Whatever your sleep routine involves, make it a rule that anything work-related or emotionally stimulating must wait for the morning. If you can't calm your mind, it helps to write problems down before bed, then put them aside to be dealt with later. This really helps!
5. Turn your bedroom into a sacred sleeping sanctuary
Your bedroom should be your special place for only two activities; sleep and intimacy. In addition to making your sacred sleeping space a stress-free conversation zone, there are other things you can do to turn your bedroom into an ideal sleep environment.
All entertainment and work-related items should be removed and kept in other rooms. For the best sleep possible, upgrade your mattress, sheets and pillow, and ensure your room is at the ideal temperature (15-21 C) for inducing sound sleep. To take it to the next level, you could paint your bedroom walls a calming shade of blue.
6. Exercise early
You’ve probably experienced the positive effect a good workout can have on your sleep. Did you know that the best sleep health comes when your workouts are consistent over time?
It’s true that exercise can make you fall asleep faster and sleep more soundly, but only if you do it at the right time.

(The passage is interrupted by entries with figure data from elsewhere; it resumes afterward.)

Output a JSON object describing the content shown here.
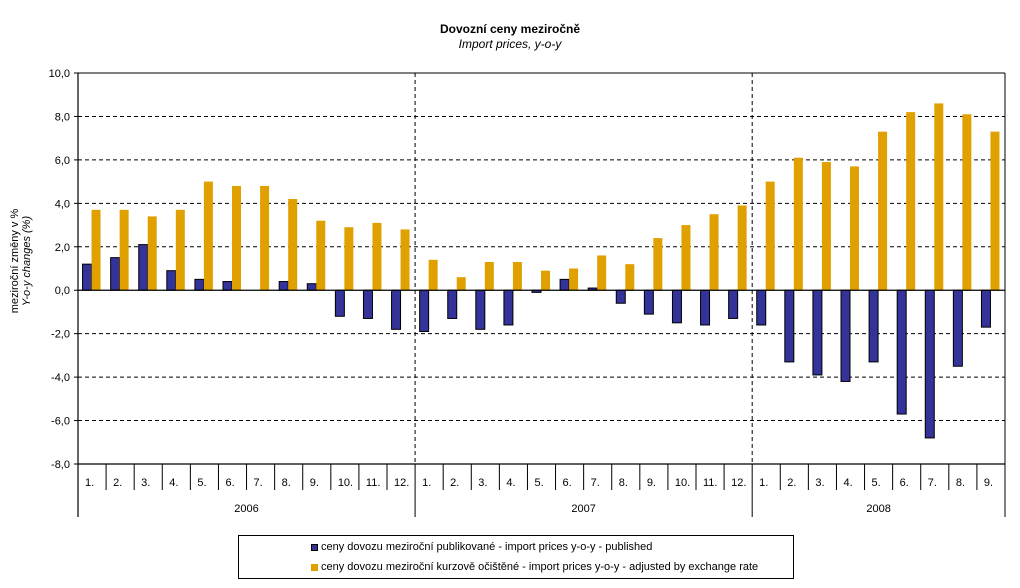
{
  "chart_data": {
    "type": "bar",
    "title": "Dovozní ceny meziročně",
    "subtitle": "Import prices, y-o-y",
    "ylabel_line1": "meziroční změny v %",
    "ylabel_line2": "Y-o-y changes (%)",
    "xlabel": "",
    "ylim": [
      -8,
      10
    ],
    "ytick_step": 2,
    "yticks": [
      "10,0",
      "8,0",
      "6,0",
      "4,0",
      "2,0",
      "0,0",
      "-2,0",
      "-4,0",
      "-6,0",
      "-8,0"
    ],
    "grid": "horizontal-dashed",
    "legend_position": "bottom",
    "groups": [
      {
        "label": "2006",
        "categories": [
          "1.",
          "2.",
          "3.",
          "4.",
          "5.",
          "6.",
          "7.",
          "8.",
          "9.",
          "10.",
          "11.",
          "12."
        ]
      },
      {
        "label": "2007",
        "categories": [
          "1.",
          "2.",
          "3.",
          "4.",
          "5.",
          "6.",
          "7.",
          "8.",
          "9.",
          "10.",
          "11.",
          "12."
        ]
      },
      {
        "label": "2008",
        "categories": [
          "1.",
          "2.",
          "3.",
          "4.",
          "5.",
          "6.",
          "7.",
          "8.",
          "9."
        ]
      }
    ],
    "series": [
      {
        "name": "ceny dovozu meziroční publikované - import prices y-o-y - published",
        "color": "#333399",
        "values": [
          1.2,
          1.5,
          2.1,
          0.9,
          0.5,
          0.4,
          0.0,
          0.4,
          0.3,
          -1.2,
          -1.3,
          -1.8,
          -1.9,
          -1.3,
          -1.8,
          -1.6,
          -0.1,
          0.5,
          0.1,
          -0.6,
          -1.1,
          -1.5,
          -1.6,
          -1.3,
          -1.6,
          -3.3,
          -3.9,
          -4.2,
          -3.3,
          -5.7,
          -6.8,
          -3.5,
          -1.7
        ]
      },
      {
        "name": "ceny dovozu meziroční kurzově očištěné - import prices y-o-y - adjusted by exchange rate",
        "color": "#E0A000",
        "values": [
          3.7,
          3.7,
          3.4,
          3.7,
          5.0,
          4.8,
          4.8,
          4.2,
          3.2,
          2.9,
          3.1,
          2.8,
          1.4,
          0.6,
          1.3,
          1.3,
          0.9,
          1.0,
          1.6,
          1.2,
          2.4,
          3.0,
          3.5,
          3.9,
          5.0,
          6.1,
          5.9,
          5.7,
          7.3,
          8.2,
          8.6,
          8.1,
          7.3
        ]
      }
    ]
  }
}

As exercise stimulates the secretion of cortisol, which makes us feel alert, try to avoid working out within 3 hours of going to bed.
7. Cutting complex carbs = potentially cutting sleep
There is a strong link between good sleep quality and the consumption of complex carbohydrates in the evening. Eating complex carbs before bed won’t make you fat, but it will help you get to sleep faster.

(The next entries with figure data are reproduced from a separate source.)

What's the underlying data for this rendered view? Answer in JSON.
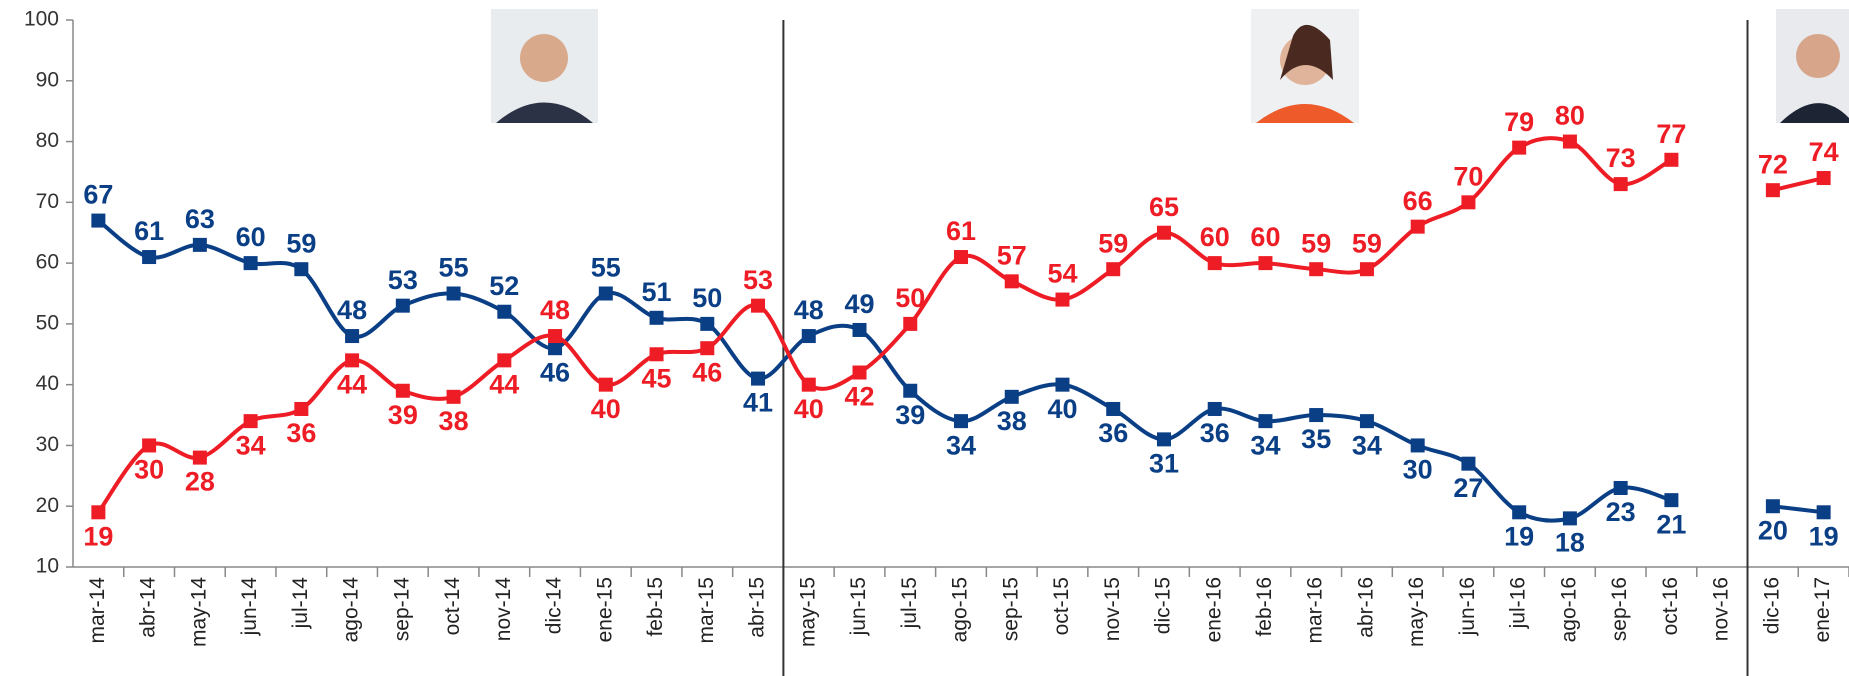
{
  "chart_data": {
    "type": "line",
    "categories": [
      "mar-14",
      "abr-14",
      "may-14",
      "jun-14",
      "jul-14",
      "ago-14",
      "sep-14",
      "oct-14",
      "nov-14",
      "dic-14",
      "ene-15",
      "feb-15",
      "mar-15",
      "abr-15",
      "may-15",
      "jun-15",
      "jul-15",
      "ago-15",
      "sep-15",
      "oct-15",
      "nov-15",
      "dic-15",
      "ene-16",
      "feb-16",
      "mar-16",
      "abr-16",
      "may-16",
      "jun-16",
      "jul-16",
      "ago-16",
      "sep-16",
      "oct-16",
      "nov-16",
      "dic-16",
      "ene-17"
    ],
    "series": [
      {
        "color": "#0a3f86",
        "values": [
          67,
          61,
          63,
          60,
          59,
          48,
          53,
          55,
          52,
          46,
          55,
          51,
          50,
          41,
          48,
          49,
          39,
          34,
          38,
          40,
          36,
          31,
          36,
          34,
          35,
          34,
          30,
          27,
          19,
          18,
          23,
          21,
          null,
          20,
          19
        ]
      },
      {
        "color": "#ee1d25",
        "values": [
          19,
          30,
          28,
          34,
          36,
          44,
          39,
          38,
          44,
          48,
          40,
          45,
          46,
          53,
          40,
          42,
          50,
          61,
          57,
          54,
          59,
          65,
          60,
          60,
          59,
          59,
          66,
          70,
          79,
          80,
          73,
          77,
          null,
          72,
          74
        ]
      }
    ],
    "ylim": [
      10,
      100
    ],
    "yticks": [
      10,
      20,
      30,
      40,
      50,
      60,
      70,
      80,
      90,
      100
    ],
    "grid": false
  }
}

Not only do carbohydrate-rich whole foods help us feel calm by increasing the production of serotonin, but they also lower the stress hormone cortisol, which can inhibit sleep when elevated at night. Try one of these delicious treats for your next evening meal; the carbs may be complex, by the recipes are easy!
Most meditation techniques are based on paying attention to the breath. Deep, steady and focused breathing can help to relax the mind and body, especially if we release our thoughts with each breath.
A relaxing massage from your partner, a friend, or a family member, is not only a wonderful way to release the physical tension accumulated throughout the day, but a massage can also help to calm the mind, by making us feel loved.
This calm and contented frame of mind is an essential ingredient in the recipe for good sleep.
That said, if you don't have some spare loving hands available, don't worry; self-love counts too! You can also benefit from using a foam roller before bed. Similarly to a massage, foam rolling will help get rid of any stored physical and mental tension before you hop into bed, ensuring a better quality sleep along with faster exercise recovery. There are many foam rolling exercises, but here are 7 your body is begging you to do!
10. Avoid long afternoon naps
If you take naps, stick to having 20-minute power-naps as early in the day as possible. Even if you're feeling tired later in the day, long afternoon naps may be what's stopping you from getting a good night's sleep, which only perpetuates day-time drowsiness. It's a vicious cycle!
Busy, stressed out people tend to get less sleep than those who have more relaxed lifestyles, but this doesn’t mean you need to quit life just so you can get some decent shut-eye.
Despite the many benefits of consistent, high-quality sleep, many of us seem all too willing to get by without it. We focus diligently on our diet and exercise routines but often fail to maintain healthy sleeping patterns. The reality is, the busier and more stressful our lives are, the more we need to make sure our sleep is up to standard. Are you ready to optimise that forgotten third of your life so you can thrive throughout your waking hours? Apply the 10 points above to have your best rest yet!